Dr. Frank Chen, University of South Carolina—Advanced Solid Oxide Cell Technology to Support NASA’s Planetary Exploration Missions
NASA’s mission to explore inhospitable environments such as the Moon and Mars requires the substantial use of electrical power and oxygen for extremely long durations to support manned missions. The unitized regenerative ‘closed loop’ solid oxide fuel cell (SOFC) cycle is one of the most attractive choices for supplying power for communications, advanced life support, survey equipment and rovers, and oxygen for crew habitats. This proposed Palmetto Academy Site will be based at the SOFC Center of Economic Excellence at the University of South Carolina (USC) and the project will construct and test a solid oxide fuel cell for unitized regenerative operations, i.e., to produce electricity under the fuel cell mode and to produce oxygen (and syn-gas (H2-CO) at the same time) by steam and carbon dioxide co-electrolysis. The SOFC program at USC has active interaction with the SOFC team at NASA Glenn Research Center in Cleveland, OH.

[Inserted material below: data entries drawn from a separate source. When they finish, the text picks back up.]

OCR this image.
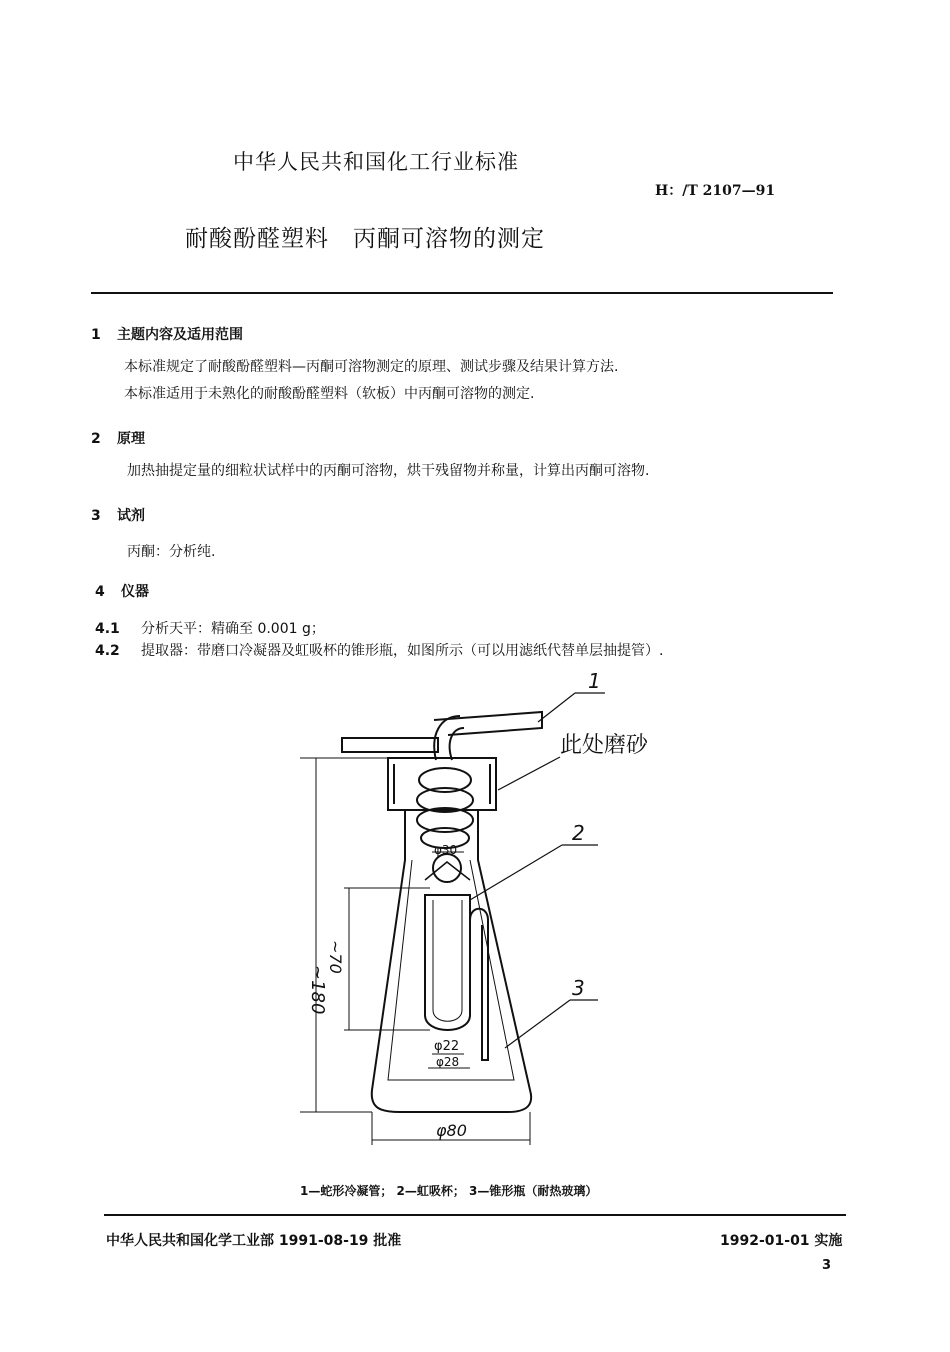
中华人民共和国化工行业标准
H：/T 2107—91
耐酸酚醛塑料　丙酮可溶物的测定
1 主题内容及适用范围
本标准规定了耐酸酚醛塑料—丙酮可溶物测定的原理、测试步骤及结果计算方法.
本标准适用于未熟化的耐酸酚醛塑料（软板）中丙酮可溶物的测定.
2 原理
加热抽提定量的细粒状试样中的丙酮可溶物，烘干残留物并称量，计算出丙酮可溶物.
3 试剂
丙酮：分析纯.
4 仪器
4.1 分析天平：精确至 0.001 g；
4.2 提取器：带磨口冷凝器及虹吸杯的锥形瓶，如图所示（可以用滤纸代替单层抽提管）.
1
此处磨砂
2
3
φ30
φ22
φ28
φ80
~180
~70
1—蛇形冷凝管； 2—虹吸杯； 3—锥形瓶（耐热玻璃）
中华人民共和国化学工业部 1991-08-19 批准	1992-01-01 实施
3
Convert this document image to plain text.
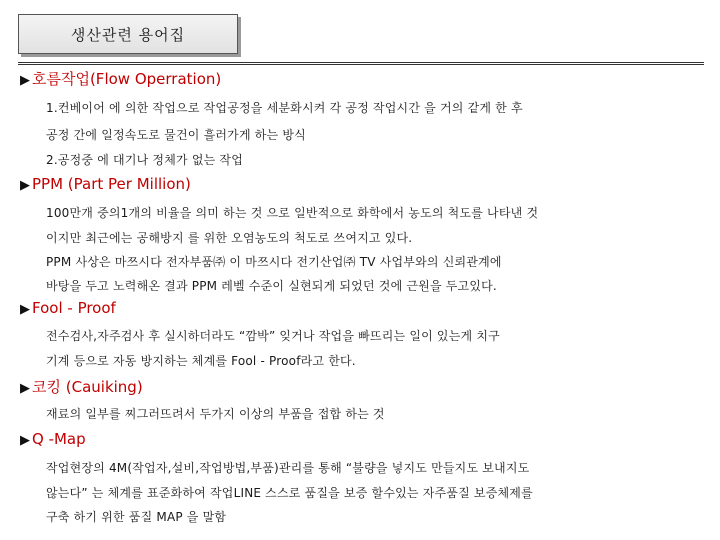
생산관련 용어집
▶ 호름작업(Flow Operration)
1.컨베이어 에 의한 작업으로 작업공정을 세분화시켜 각 공정 작업시간 을 거의 같게 한 후
공정 간에 일정속도로 물건이 흘러가게 하는 방식
2.공정중 에 대기나 정체가 없는 작업
▶ PPM (Part Per Million)
100만개 중의1개의 비율을 의미 하는 것 으로 일반적으로 화학에서 농도의 척도를 나타낸 것
이지만 최근에는 공해방지 를 위한 오염농도의 척도로 쓰여지고 있다.
PPM 사상은 마쯔시다 전자부품㈜ 이 마쯔시다 전기산업㈜ TV 사업부와의 신뢰관계에
바탕을 두고 노력해온 결과 PPM 레벨 수준이 실현되게 되었던 것에 근원을 두고있다.
▶ Fool - Proof
전수검사,자주검사 후 실시하더라도 “깜박” 잊거나 작업을 빠뜨리는 일이 있는게 치구
기계 등으로 자동 방지하는 체계를 Fool - Proof라고 한다.
▶ 코킹 (Cauiking)
재료의 일부를 찌그러뜨려서 두가지 이상의 부품을 접합 하는 것
▶ Q -Map
작업현장의 4M(작업자,설비,작업방법,부품)관리를 통해 “불량을 넣지도 만들지도 보내지도
않는다” 는 체계를 표준화하여 작업LINE 스스로 품질을 보증 할수있는 자주품질 보증체제를
구축 하기 위한 품질 MAP 을 말함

This project will support one Palmetto Academy fellow (undergraduate or graduate student) to work in the SOFC program at USC and provides a unique, intensive and rigorous educational and training curriculum in multidisciplinary science and engineering areas. The student will be involved with hand-on experience of every aspect of building an advanced solid oxide fuel cell, including novel engineering materials synthesis, solid oxide cell component fabrication using freeze-drying tape-casting, power generation through fuel cell mode, oxygen and syn-gas production through electrolysis mode. Further, the student will be introduced to the fundamental knowledge of nanostructured materials synthesis, catalyst development, fuel cell and electrolysis operations, material science and engineering, electrochemistry, as well as data analysis and interpretation. The student will be mentored by the PI and will be working together and guided by a group of post-doctoral fellows and graduate students in the PI’s laboratory. The student will be trained for problem solving skills, team working spirits, technical report writing, oral communication and presentation skills.
This Palmetto Academy project is aimed at making aware to the student the critical needs in electrical power and oxygen for manned trips to fulfill NASA’s planetary exploration missions. The unitized regenerative solid oxide fuel cell technology will be continuously conducted in the PI’s laboratory at USC beyond the completion of this Palmetto Academy project, with emphasis on new materials development to improve the device performance and durability. The PI will encourage and provide support to the student involved in the 2013 Palmetto Academy project to continue working on this topic upon completion of the summer program. The cutting edge technology designed in this project will help to stimulate the students’ interest in science and engineering, and ultimately inspire the student to pursue NASA-relevant research and development positions.